Il trasporto ferroviario di passeggeri nell’Unione europea (UE) ha acquisito un notevole slancio nel 2024, con un aumento del 5,8%. Secondo Eurostat, le prestazioni totali del trasporto passeggeri hanno raggiunto i 443 miliardi di passeggeri-chilometro (pkm), il livello più alto registrato dal periodo di raccolta dei dati nel 2004.
Germania al top per numero di passeggeri
Se valutate in numeri assoluti nel trasporto passeggeri, le prestazioni dei Paesi hanno attirato l’attenzione:
- Paesi al top: La Germania è in cima alla lista con 2 miliardi e 904 milioni di passeggeri. Seguono la Francia con 1 miliardo e 320 milioni di passeggeri e l’Italia con 843 milioni di passeggeri.
- I numeri più bassi: In fondo alla lista la Lituania con 5 milioni di passeggeri, l’Estonia con 8 milioni e la Grecia con 14 milioni.

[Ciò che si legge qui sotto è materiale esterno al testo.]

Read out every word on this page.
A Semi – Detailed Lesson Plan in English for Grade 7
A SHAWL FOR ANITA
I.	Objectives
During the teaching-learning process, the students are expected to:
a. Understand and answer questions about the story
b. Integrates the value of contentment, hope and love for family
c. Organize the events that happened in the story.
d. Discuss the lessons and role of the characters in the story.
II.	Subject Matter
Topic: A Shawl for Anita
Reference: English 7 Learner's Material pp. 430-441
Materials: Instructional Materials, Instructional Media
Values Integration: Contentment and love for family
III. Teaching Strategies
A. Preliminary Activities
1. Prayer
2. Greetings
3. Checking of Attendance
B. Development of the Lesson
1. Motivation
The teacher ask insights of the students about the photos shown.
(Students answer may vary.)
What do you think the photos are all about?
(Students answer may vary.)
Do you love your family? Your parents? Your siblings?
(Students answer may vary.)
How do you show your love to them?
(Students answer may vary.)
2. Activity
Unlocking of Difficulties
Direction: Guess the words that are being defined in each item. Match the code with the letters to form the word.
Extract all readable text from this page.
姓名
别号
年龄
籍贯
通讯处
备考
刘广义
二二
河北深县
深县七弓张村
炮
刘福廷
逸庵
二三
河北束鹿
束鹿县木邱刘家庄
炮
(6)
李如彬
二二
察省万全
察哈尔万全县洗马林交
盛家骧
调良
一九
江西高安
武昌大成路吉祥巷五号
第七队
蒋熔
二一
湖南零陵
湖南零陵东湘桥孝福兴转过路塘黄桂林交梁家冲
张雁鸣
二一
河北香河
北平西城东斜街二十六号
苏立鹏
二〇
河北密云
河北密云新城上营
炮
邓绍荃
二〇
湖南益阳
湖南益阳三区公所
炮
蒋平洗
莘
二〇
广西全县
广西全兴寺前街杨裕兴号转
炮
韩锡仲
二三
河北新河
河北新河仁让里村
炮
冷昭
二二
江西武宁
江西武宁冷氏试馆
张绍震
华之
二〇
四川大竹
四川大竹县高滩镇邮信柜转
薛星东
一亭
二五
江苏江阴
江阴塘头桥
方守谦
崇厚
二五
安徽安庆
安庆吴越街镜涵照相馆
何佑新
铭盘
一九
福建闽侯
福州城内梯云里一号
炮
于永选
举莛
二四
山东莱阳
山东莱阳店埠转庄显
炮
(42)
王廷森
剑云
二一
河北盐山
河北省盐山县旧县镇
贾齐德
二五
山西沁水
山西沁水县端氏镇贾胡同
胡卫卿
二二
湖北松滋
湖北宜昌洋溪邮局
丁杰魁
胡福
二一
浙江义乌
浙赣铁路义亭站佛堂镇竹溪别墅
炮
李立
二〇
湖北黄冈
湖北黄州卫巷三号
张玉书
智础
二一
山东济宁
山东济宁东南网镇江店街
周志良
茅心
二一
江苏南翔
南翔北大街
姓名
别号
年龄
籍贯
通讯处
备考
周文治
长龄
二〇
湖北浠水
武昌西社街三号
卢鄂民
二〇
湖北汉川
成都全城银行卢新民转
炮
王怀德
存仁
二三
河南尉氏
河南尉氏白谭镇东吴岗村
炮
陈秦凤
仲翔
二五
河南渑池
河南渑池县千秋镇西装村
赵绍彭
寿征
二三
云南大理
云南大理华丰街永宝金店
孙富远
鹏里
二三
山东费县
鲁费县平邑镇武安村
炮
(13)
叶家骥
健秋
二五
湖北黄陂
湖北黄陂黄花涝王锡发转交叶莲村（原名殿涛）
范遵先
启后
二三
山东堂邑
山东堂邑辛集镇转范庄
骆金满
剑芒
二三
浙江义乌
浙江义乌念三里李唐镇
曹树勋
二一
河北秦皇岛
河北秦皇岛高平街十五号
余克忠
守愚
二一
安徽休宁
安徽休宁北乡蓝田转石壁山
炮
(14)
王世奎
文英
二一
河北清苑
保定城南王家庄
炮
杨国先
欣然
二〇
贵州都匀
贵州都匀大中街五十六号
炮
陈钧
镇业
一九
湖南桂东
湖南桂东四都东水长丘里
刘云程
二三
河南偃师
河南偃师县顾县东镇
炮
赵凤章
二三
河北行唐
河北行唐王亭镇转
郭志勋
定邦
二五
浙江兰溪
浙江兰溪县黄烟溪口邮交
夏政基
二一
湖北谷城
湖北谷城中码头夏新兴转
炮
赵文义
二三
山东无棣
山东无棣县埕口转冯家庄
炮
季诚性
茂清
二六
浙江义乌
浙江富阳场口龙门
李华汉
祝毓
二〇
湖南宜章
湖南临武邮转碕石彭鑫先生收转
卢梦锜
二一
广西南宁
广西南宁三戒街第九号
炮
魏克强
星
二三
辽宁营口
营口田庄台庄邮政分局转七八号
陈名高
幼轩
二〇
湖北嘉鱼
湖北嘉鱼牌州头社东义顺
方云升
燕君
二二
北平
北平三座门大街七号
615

Ungheria in testa alla crescita dei passeggeri
L’aumento più elevato del numero di passeggeri rispetto all’anno precedente è stato registrato in Ungheria con il 60,0%. L’Ungheria è seguita dalla Lettonia con il 13,9% e dall’Irlanda con il 10,0%. D’altro canto, la Romania (4,9%) e la Bulgaria (3,1%) hanno registrato un calo.
Lussemburgo in testa per popolazione
La performance dei piccoli Paesi si è distinta per il numero di passeggeri pro capite in relazione alla popolazione:
- IlLussemburgo si è classificato al primo posto con 32,8, seguito dalla Danimarca con 31,0 e dalla Germania con 30,0.
- Il tasso più basso, pari all’1,5%, è stato registrato in Grecia e Lituania.
Leggero calo del trasporto merci su rotaia
A differenza del trasporto passeggeri, il trasporto merci su rotaia nell’UE ha registrato un leggero calo nel 2024. Le prestazioni totali sono diminuite dello 0,8%, passando da 378 miliardi di tonnellate-chilometro (tkm) a 375 miliardi di tkm.
- Leader nel trasporto merci: La Germania ha registrato la quota maggiore nell’UE con 126 miliardi e 320 milioni di tkm. Seguono la Polonia (56 miliardi e 713 milioni di tkm) e la Francia (32 miliardi e 249 milioni di tkm).
- Merci più trasportate: La quota maggiore di merci trasportate su rotaia è stata quella dei “minerali metallici”, con il 12,2%. Seguono “coke e prodotti petroliferi raffinati” con il 10,1%.